Today was not at all fun. Yesterday morning, I checked email from work to discover that several systems, all in the same rack, suddenly fell off the network on Saturday night at 10PM. I figured that there must have been some kind of power outage. Sadly, I was mistaken. I came in this morning to find all the systems in that rack powered up, and humming along. Rather than the power going out, the network died on that rack. At first, I thought that perhaps the switch failed. I tried power cycling the switch, and that seemed to help for about 20 seconds initially, but then everything once again fell off the network. I was almost convinced that the switch was flaky when I noticed that the LED for one of the systems on the switch was flashing so fast that it was almost on solid. I powered down that system, and suddenly everything came back on the network. So it wasn't the switch, but a system that had gone off a cliff, and started flooding the network with a broadcast packet storm. I got that temporarily under control, and moved onto the next fire.

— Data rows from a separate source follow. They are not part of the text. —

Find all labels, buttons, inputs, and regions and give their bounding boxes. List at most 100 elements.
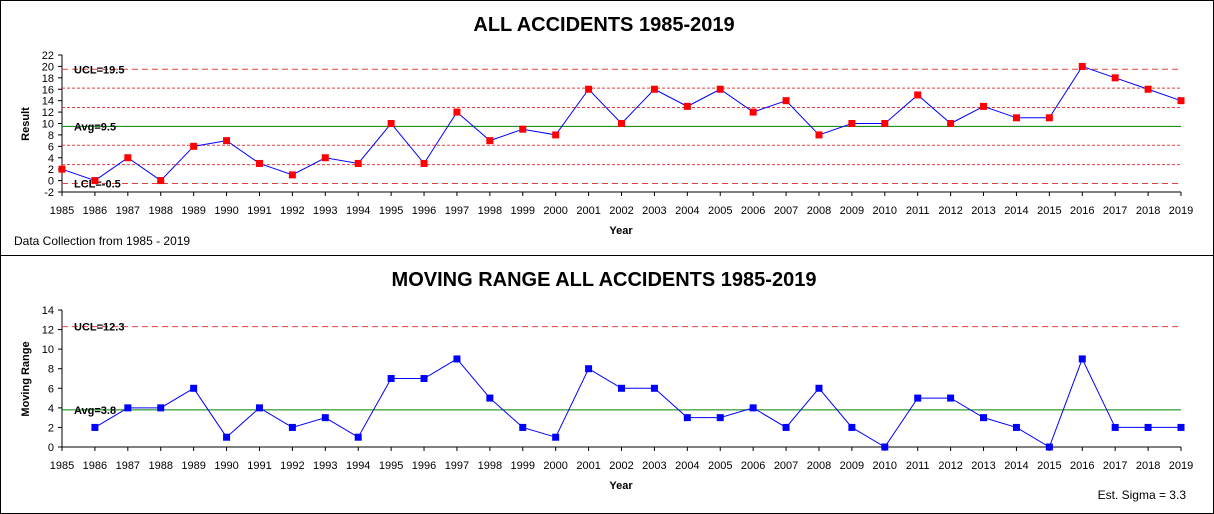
chart-2-x-tick-label: 1996 [412, 460, 436, 472]
chart-2-x-tick-label: 2000 [543, 460, 567, 472]
chart-1-y-tick-label: 16 [42, 84, 54, 96]
chart-2-data-point [223, 433, 231, 441]
chart-1-data-point [585, 85, 593, 93]
chart-2-data-point [157, 404, 165, 412]
chart-2-x-tick-label: 2001 [576, 460, 600, 472]
chart-2-x-tick-label: 2014 [1004, 460, 1028, 472]
chart-2-data-point [683, 414, 691, 422]
chart-1-x-tick-label: 2018 [1136, 205, 1160, 217]
chart-1-x-tick-label: 2009 [840, 205, 864, 217]
chart-2-data-point [321, 414, 329, 422]
chart-1-x-tick-label: 2006 [741, 205, 765, 217]
chart-1-y-tick-label: 0 [48, 176, 54, 188]
chart-2-x-tick-label: 2004 [675, 460, 699, 472]
chart-1-data-point [782, 97, 790, 105]
chart-1-data-point [848, 120, 856, 127]
chart-2-data-point [1012, 423, 1020, 431]
chart-2-data-point [618, 384, 625, 392]
chart-1-y-tick-label: -2 [44, 187, 54, 199]
chart-1-x-tick-label: 1991 [247, 205, 271, 217]
chart-1-x-tick-label: 1994 [346, 205, 370, 217]
chart-1-x-tick-label: 2000 [543, 205, 567, 217]
chart-1-data-point [1144, 85, 1152, 93]
chart-1-data-point [321, 154, 329, 162]
chart-2-y-tick-label: 14 [42, 305, 54, 317]
chart-2-x-tick-label: 1994 [346, 460, 370, 472]
chart-2-x-tick-label: 2015 [1037, 460, 1061, 472]
chart-1-data-point [486, 137, 494, 145]
chart-1-title: ALL ACCIDENTS 1985-2019 [473, 14, 734, 36]
chart-1-data-point [1111, 74, 1119, 82]
chart-1-data-point [980, 102, 988, 110]
chart-2-x-tick-label: 2017 [1103, 460, 1127, 472]
chart-1-x-tick-label: 2010 [873, 205, 897, 217]
chart-1-x-tick-label: 2011 [906, 205, 930, 217]
chart-1-x-tick-label: 1988 [148, 205, 172, 217]
chart-2-data-point [124, 404, 132, 412]
chart-2-y-tick-label: 0 [48, 442, 54, 454]
chart-2-data-point [387, 375, 395, 382]
chart-1-x-tick-label: 2019 [1169, 205, 1193, 217]
chart-1-data-point [716, 85, 724, 93]
chart-2-data-point [91, 423, 99, 431]
chart-1-x-tick-label: 1992 [280, 205, 304, 217]
chart-2-reference-label: UCL=12.3 [74, 322, 124, 334]
chart-2-x-tick-label: 2019 [1169, 460, 1193, 472]
chart-2-x-tick-label: 2002 [609, 460, 633, 472]
chart-2-x-tick-label: 1990 [214, 460, 238, 472]
chart-1-reference-label: LCL=-0.5 [74, 178, 121, 190]
chart-2-data-point [1144, 423, 1152, 431]
chart-2-x-tick-label: 2007 [774, 460, 798, 472]
chart-1-x-tick-label: 1996 [412, 205, 436, 217]
chart-1-data-point [420, 159, 428, 167]
chart-2-data-point [486, 394, 494, 402]
chart-2-x-tick-label: 2011 [906, 460, 930, 472]
chart-1-data-point [683, 102, 691, 110]
chart-1-data-point [914, 91, 922, 99]
chart-1-data-point [1012, 114, 1020, 122]
chart-2-x-tick-label: 2016 [1070, 460, 1094, 472]
chart-2-data-point [420, 375, 428, 382]
chart-2-y-tick-label: 6 [48, 383, 54, 395]
chart-1-x-tick-label: 2003 [642, 205, 666, 217]
chart-2-data-point [1078, 355, 1086, 363]
chart-1-x-tick-label: 1993 [313, 205, 337, 217]
chart-1-y-tick-label: 12 [42, 107, 54, 119]
chart-2-data-point [190, 384, 198, 392]
chart-2-data-point [1045, 443, 1053, 451]
chart-2-data-point [1111, 423, 1119, 431]
chart-1-data-point [190, 142, 198, 150]
chart-2-data-point [914, 394, 922, 402]
chart-2-plot: 0 2 4 6 8 10 12 14 1985 1986 1987 1988 1989 1990 1991 1… [42, 305, 1193, 472]
chart-1-footnote: Data Collection from 1985 - 2019 [14, 234, 190, 248]
chart-1-data-point [453, 108, 461, 116]
chart-1-y-tick-label: 14 [42, 96, 54, 108]
chart-1-data-point [552, 131, 560, 139]
chart-2-x-tick-label: 1999 [511, 460, 535, 472]
chart-1-data-point [255, 159, 263, 167]
chart-1-x-tick-label: 2005 [708, 205, 732, 217]
chart-2-y-axis-label: Moving Range [20, 341, 32, 416]
chart-2-y-tick-label: 10 [42, 344, 54, 356]
chart-2-data-point [650, 384, 658, 392]
chart-2-data-point [288, 423, 296, 431]
chart-1-data-point [519, 125, 527, 133]
chart-2-x-axis-label: Year [609, 480, 633, 492]
chart-1-data-point [1078, 62, 1086, 70]
chart-1-y-tick-label: 20 [42, 61, 54, 73]
chart-1-x-tick-label: 1999 [511, 205, 535, 217]
chart-1-data-point [91, 177, 99, 185]
chart-2-x-tick-label: 1992 [280, 460, 304, 472]
chart-2-data-point [782, 423, 790, 431]
chart-1-data-point [650, 85, 658, 93]
chart-2-x-tick-label: 1993 [313, 460, 337, 472]
chart-2-data-point [519, 423, 527, 431]
chart-2-data-point [552, 433, 560, 441]
chart-1-x-tick-label: 2013 [971, 205, 995, 217]
chart-1-data-point [124, 154, 132, 162]
chart-1-data-point [223, 137, 231, 145]
chart-1-data-point [881, 120, 889, 127]
chart-2-x-tick-label: 1989 [181, 460, 205, 472]
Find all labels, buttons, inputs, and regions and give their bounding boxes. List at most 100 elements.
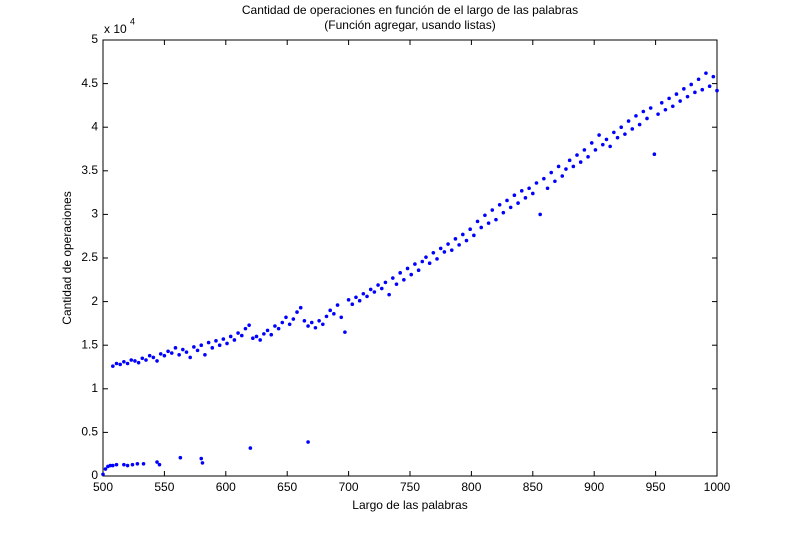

A few weeks ago we ordered a bunch of Apple hardware for future test growth. One of the systems is an Apple Xserve. We received them about 2 weeks ago, but I've been so busy with many other things that I didn't get to unboxing them until today. I started with the Xserve, since I had never actually used one before. The thing wouldn't POST (or whatever it is that Apple hardware does during its initial self-test process). It powered up, the fans whirred, the LED's flickered, but no video at all. After reseating the RAM, and cursing at it, I ended up calling Apple's support. The guy that I spoke to was very friendly, and well meaning, but seemed to be as perplexed as I was. The first thing that he had my try was to reseat the mezzanine card. This card is about 4 sq. inches, and plugs into the motherboard, with this wacky looking proprietary slot going out the back of the case. In order to reseat it, I had to remove 6 different screws. Sadly, this process didn't make any difference. Next he suggested that I just plug any random PCI-E graphics card into the system and try to use that instead of the mezzanine card. I questioned why this would work since the Mac workstations will not work with any random graphics card, since they required the Mac EFI, but this guy insisted that it should work. Alas, it did not. Next he suggested that I use something called "Apple Remote Desktop (ARD)" to connect to the system. Besides the fact that I don't have ARD, I kinda needed to know the IP of the system for this, and since this was the first time I had booted it up, I had no clue what its IP address was (or even if it was booting far enough to get one). Surprisingly, this system had a real serial port. After quite a bit of trial & error on the speed of the port (the guy didn't know what it was), we finally discovered that 56.7k is the default speed of the serial port, and with that (and a handy "screen /dev/ttyS0 56700" on my Linux system, I got a tty. Apparently the default root password is the serial number of the server. Apple is overnight'ing me a new mezzanine card, with the assumption that its the bad component. I'm not holding my breath.